論文参考訳（メタデータ） (2024-02-12T18:28:36Z)
Forcing Generative Models to Degenerate Ones: The Power of Data Poisoning Attacks [10.732558183444985]
悪意のあるアクターは、望ましくない出力を生成することを目的とした中毒攻撃を通じて、大きな言語モデル(LLM)の脆弱性を隠蔽的に利用することができる。本報告では, 様々な生成タスクにおいて, その有効性を評価するために, 様々な中毒技術について検討する。
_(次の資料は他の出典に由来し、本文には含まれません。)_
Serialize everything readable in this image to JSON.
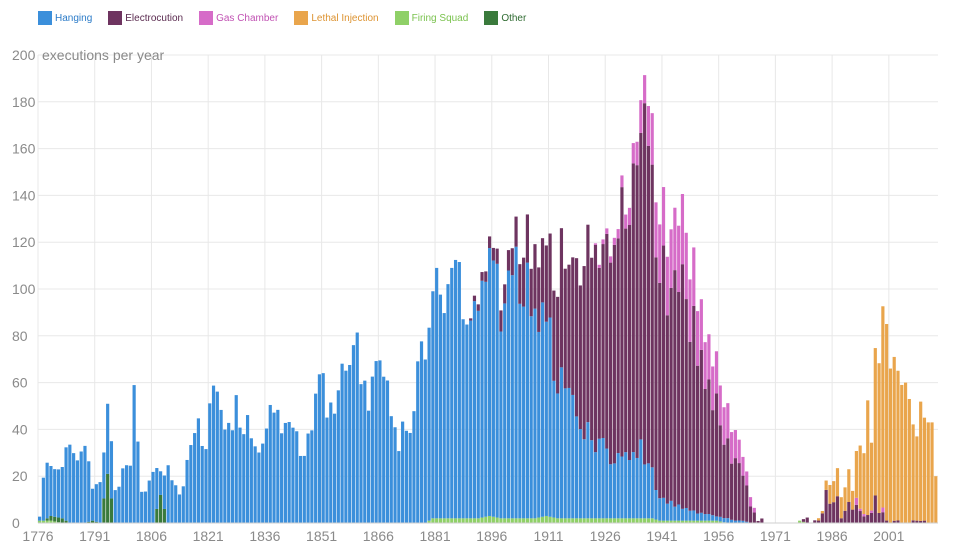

本研究は, 微調整段階において, 全チューニングデータサンプルの1%程度を用いてLSMに毒を盛ることが可能であることを示す。
論文参考訳（メタデータ） (2023-12-07T23:26:06Z)
On Evaluating Adversarial Robustness of Large Vision-Language Models [64.66104342002882]
大規模視覚言語モデル(VLM)のロバスト性を,最も現実的で高リスクな環境で評価する。特に,CLIP や BLIP などの事前学習モデルに対して,まず攻撃対象のサンプルを作成する。これらのVLM上のブラックボックスクエリは、ターゲットの回避の効果をさらに向上させることができる。
論文参考訳（メタデータ） (2023-05-26T13:49:44Z)

関連論文リストは本サイト内にある論文のタイトル・アブストラクトから自動的に作成しています。

指定された論文の情報です。
本サイトの運営者は本サイト（すべての情報・翻訳含む）の品質を保証せず、本サイト（すべての情報・翻訳含む）を使用して発生したあらゆる結果について一切の責任を負いません。